Source: Marina Pitofsky, “A New Jersey man was working on his driveway. He discovered a trove of money from the 1930s.” USA Today (7-15-22)
Kelly Kay Green wanted to be someone. So, she donned a specially made dress, chugged a Coors Light for courage, and ran onto the field at the Super Bowl in February 2020. In her pursuit of fame, Green thought of everything: She selected a seat close to the field, trained with a physical therapist to stick the landing, engaged a lawyer, and bought a Velcro-equipped dress she could strip away.
Green wanted to make it to the 50-yard line from her end zone seat. She did not even make it to the one-yard line. Arrested almost instantly, she feared that her ambitions of internet celebrity would lead only to a long, cold night in lockup.
After her release, though, a photographer was waiting. Reunited with her phone, Green saw her Instagram statistics soaring. Her mug shot rocketed around the internet. Followers multiplied, ultimately hundreds of thousands of them, with many eager to pay for videos and pictures that were often at the very least suggestive. Invitations to high-profile parties arrived, too.

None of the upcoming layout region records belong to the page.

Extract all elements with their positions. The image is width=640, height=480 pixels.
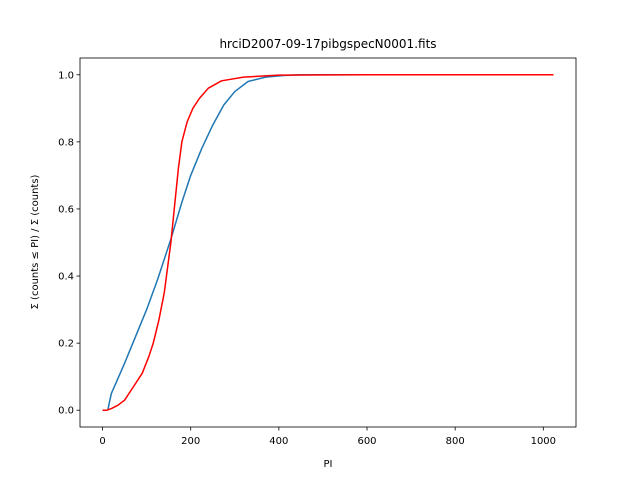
x-tick-label: 200 (181, 436, 200, 447)
plot-frame (79, 57, 577, 428)
y-tick-label: 0.6 (58, 204, 74, 215)
y-axis-label: Σ (counts ≤ PI) / Σ (counts) (30, 174, 41, 309)
y-tick-label: 0.4 (58, 272, 74, 283)
y-tick-label: 0.2 (58, 339, 74, 350)
x-tick-label: 400 (269, 436, 288, 447)
y-tick-label: 0.8 (58, 137, 74, 148)
data-line (107, 74, 554, 411)
x-tick-label: 1000 (531, 436, 556, 447)
chart-title: hrciD2007-09-17pibgspecN0001.fits (219, 37, 436, 51)
x-tick-label: 0 (99, 436, 105, 447)
y-tick-label: 0.0 (58, 406, 74, 417)
data-line (102, 74, 554, 411)
x-tick-label: 600 (357, 436, 376, 447)
x-axis-label: PI (324, 459, 333, 470)
x-tick-label: 800 (446, 436, 465, 447)
y-tick-label: 1.0 (58, 70, 74, 81)
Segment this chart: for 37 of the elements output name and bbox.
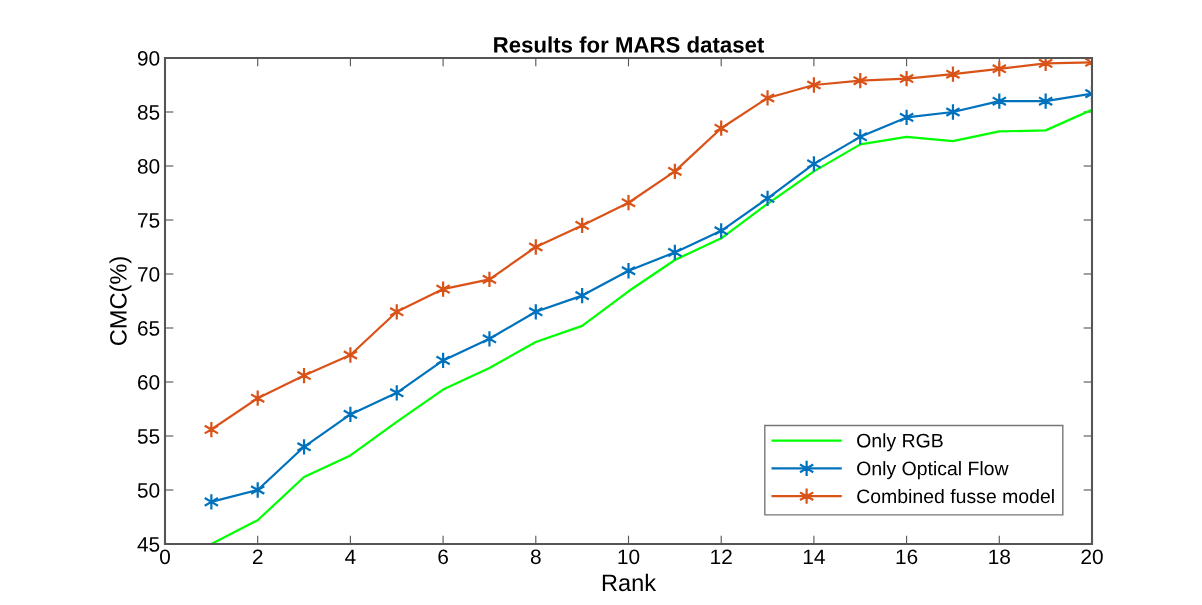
point xyxy=(759,89,776,107)
y-tick-label: 60 xyxy=(138,375,160,390)
legend-label: Combined fusse model xyxy=(857,488,1054,504)
x-tick-label: 2 xyxy=(252,549,263,564)
point xyxy=(898,108,915,127)
point xyxy=(481,330,498,348)
chart-title: Results for MARS dataset xyxy=(494,36,765,53)
y-tick-label: 70 xyxy=(138,267,160,282)
x-tick-label: 14 xyxy=(803,549,825,564)
point xyxy=(481,270,498,289)
x-tick-label: 10 xyxy=(618,549,640,565)
y-tick-label: 75 xyxy=(138,213,160,228)
point xyxy=(759,189,776,208)
x-tick-label: 16 xyxy=(896,549,918,565)
point xyxy=(898,69,915,88)
x-tick-label: 8 xyxy=(530,549,541,565)
y-tick-label: 45 xyxy=(137,537,160,552)
y-tick-label: 90 xyxy=(137,51,160,66)
point xyxy=(620,193,637,212)
x-axis-title: Rank xyxy=(602,573,657,592)
y-tick-label: 50 xyxy=(137,483,160,498)
y-tick-label: 55 xyxy=(137,429,160,444)
y-tick-label: 85 xyxy=(137,105,160,120)
x-tick-label: 12 xyxy=(711,549,732,564)
legend-label: Only Optical Flow xyxy=(857,461,1009,480)
point xyxy=(620,262,637,280)
x-tick-label: 18 xyxy=(989,549,1010,565)
legend-label: Only RGB xyxy=(857,433,943,452)
x-tick-label: 20 xyxy=(1081,549,1103,565)
y-tick-label: 65 xyxy=(138,321,160,336)
point xyxy=(342,346,359,364)
x-tick-label: 0 xyxy=(160,549,170,565)
x-tick-label: 6 xyxy=(438,549,448,565)
y-tick-label: 80 xyxy=(137,159,160,174)
y-axis-title: CMC(%) xyxy=(109,257,132,346)
point xyxy=(342,405,359,424)
x-tick-label: 4 xyxy=(345,549,356,564)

“All of a sudden, I wasn’t just the hot girl or the girl that ran on the field,” she said. “I was a hot Instagram influencer that ran on the field and had worldwide attention.” But she also found that fame has a downside. Green said, “[Fame] looks so inviting and so glamorous, but I learned quickly that [celebrity] events give me anxiety, being around people who are just asking me what I can do and how can I help them,” she said. “All of these things that Hollywood is, and will always be, that looked so appealing to me just turned me completely off from it.”
Green moved back to Tennessee. She still has a copy of her mugshot.